Under the Italian legal system, there is no requirement or expectation that an internal investigation is impartial. Indeed, with respect to defence investigations it is quite the opposite, since Article 327-bis of the Italian Code of Criminal Procedure empowers criminal counsel to conduct investigations aimed at collecting evidence supporting the defence.

As discussed above in relation to the structure of the investigation, the choice will depend on the specific circumstances of the case (eg, whether the company’s primary need is to defend itself and its managers in a criminal proceeding or to carry out a full-fledged assessment of potential misconduct and then determine whether to implement remedial actions, such as strengthening internal controls, taking action against personnel involved or, potentially, reporting to authorities).

Furthermore, having to deal with white-collar crime and conducting related internal investigations raises issues of compliance with data protection legislation. Obviously, conducting internal investigations entails processing of personal data of the individuals involved. Therefore, compliance with data protection rules (such as those concerning the legal basis applicable to the data processing, the information that data subjects must be provided with, data security, retention periods and so on) has to be ensured in this context.

The applicability, starting from 25 May 2018, of EU Regulation 2016/679 (GDPR) increased the relevance of data protection issues, particularly due to (i) the magnitude of the fines applicable in the case of non-compliance, and (ii) the data subjects’ increased awareness of their rights under data protection legislation.

It is important to point out that Italian legislation that amended the Italian Privacy Code after GDPR came into force confirmed a provision pursuant to which personal data processed in violation of data protection legislation ‘cannot be used’ (unless, if used in court, applicable procedural rules provide otherwise).

On a different level, the commission of a crime could directly affect personal data, when it causes ‘a breach of security leading to the accidental or unlawful destruction, loss, alteration, unauthorised disclosure of, or access to, personal data […]’ (ie, a data breach pursuant to Article 4(12) of the GDPR). This may be particularly common when cyber crimes are at issue. In this respect, data protection requirements impose to put in place adequate security measures based on the standards set out in the GDPR. To this end, pursuant to Article 32 of the GDPR, the technical means and the overall organisation of data processing must ensure an appropriate level of security for personal data, which must be assessed based on the risks of potential breaches. Therefore, the risks to confidentiality, integrity and availability of personal data have to be considered in advance, in order to design and implement adequate safeguards, which must apply throughout the whole data processing chain. In particular, third-party vendors must be selected carefully after conducting a review, and audits where necessary, of the adequacy of their security arrangements.

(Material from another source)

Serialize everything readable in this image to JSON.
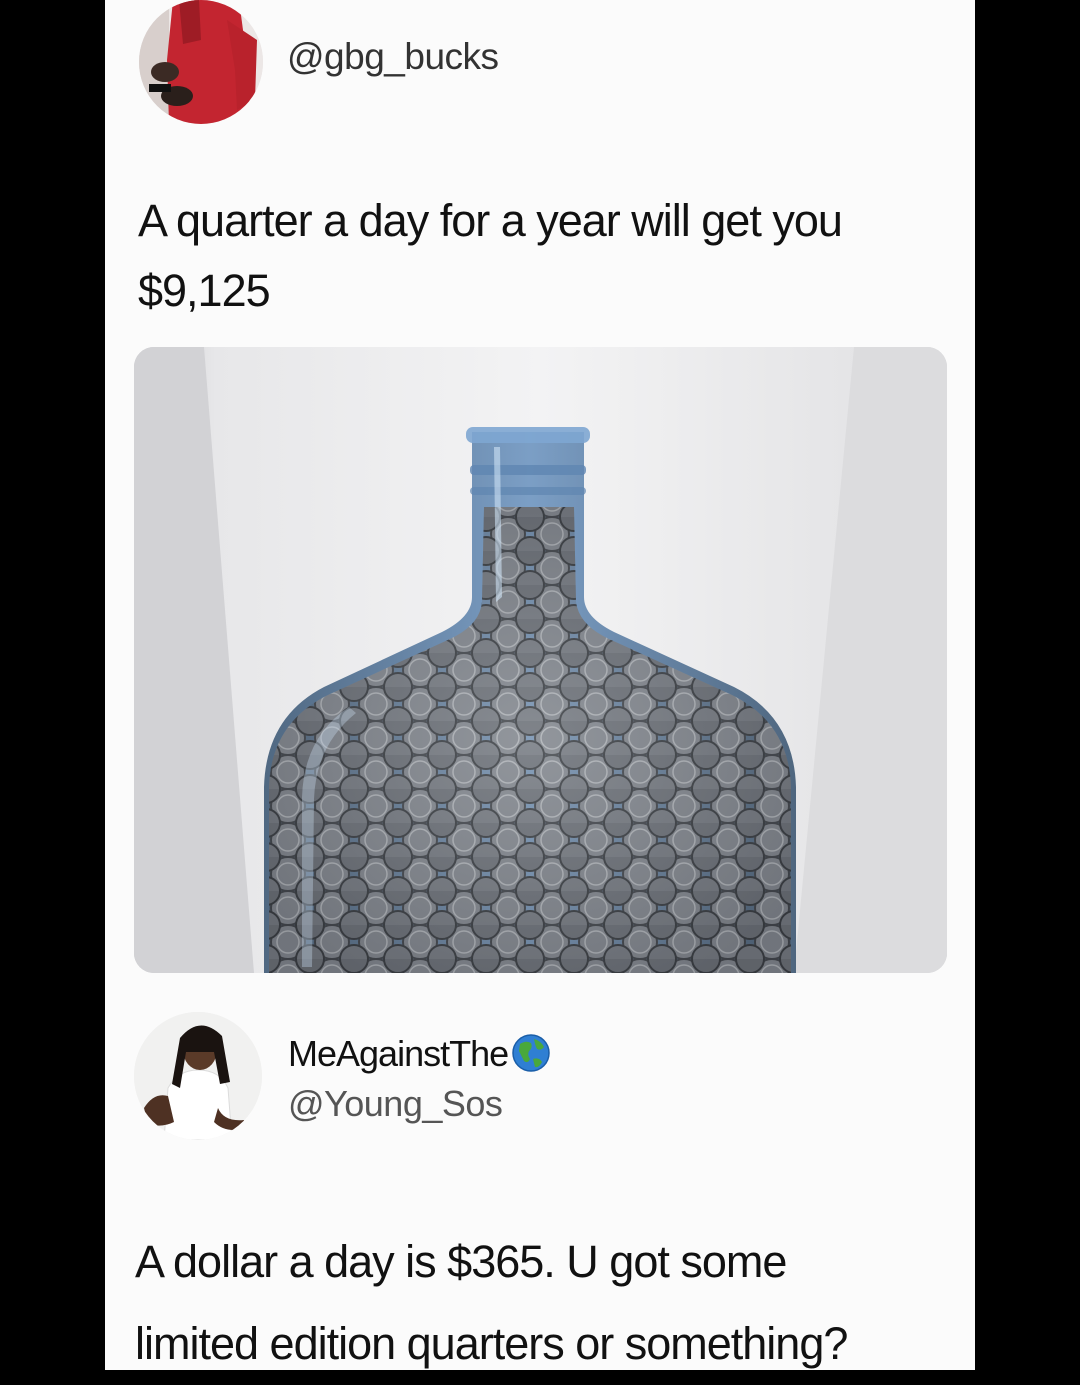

EU regulators and, in certain cases, the affected individuals, must be promptly notified of data breaches that qualify as relevant under the GDPR (Articles 33 and 34). However, with respect to data breaches originating from the commission of a crime, this notification should ‘take into account the legitimate interests of law enforcement authorities where early disclosure could unnecessarily hamper the investigation of the circumstances of a personal data breach’ (Recital 88 of the GDPR). As the Article 29 Working Party noted, this may mean that, in certain circumstances, and on the advice of law enforcement authorities, communication of a data breach (particularly to the affected individuals) may be delayed until such time as it would not prejudice such investigations.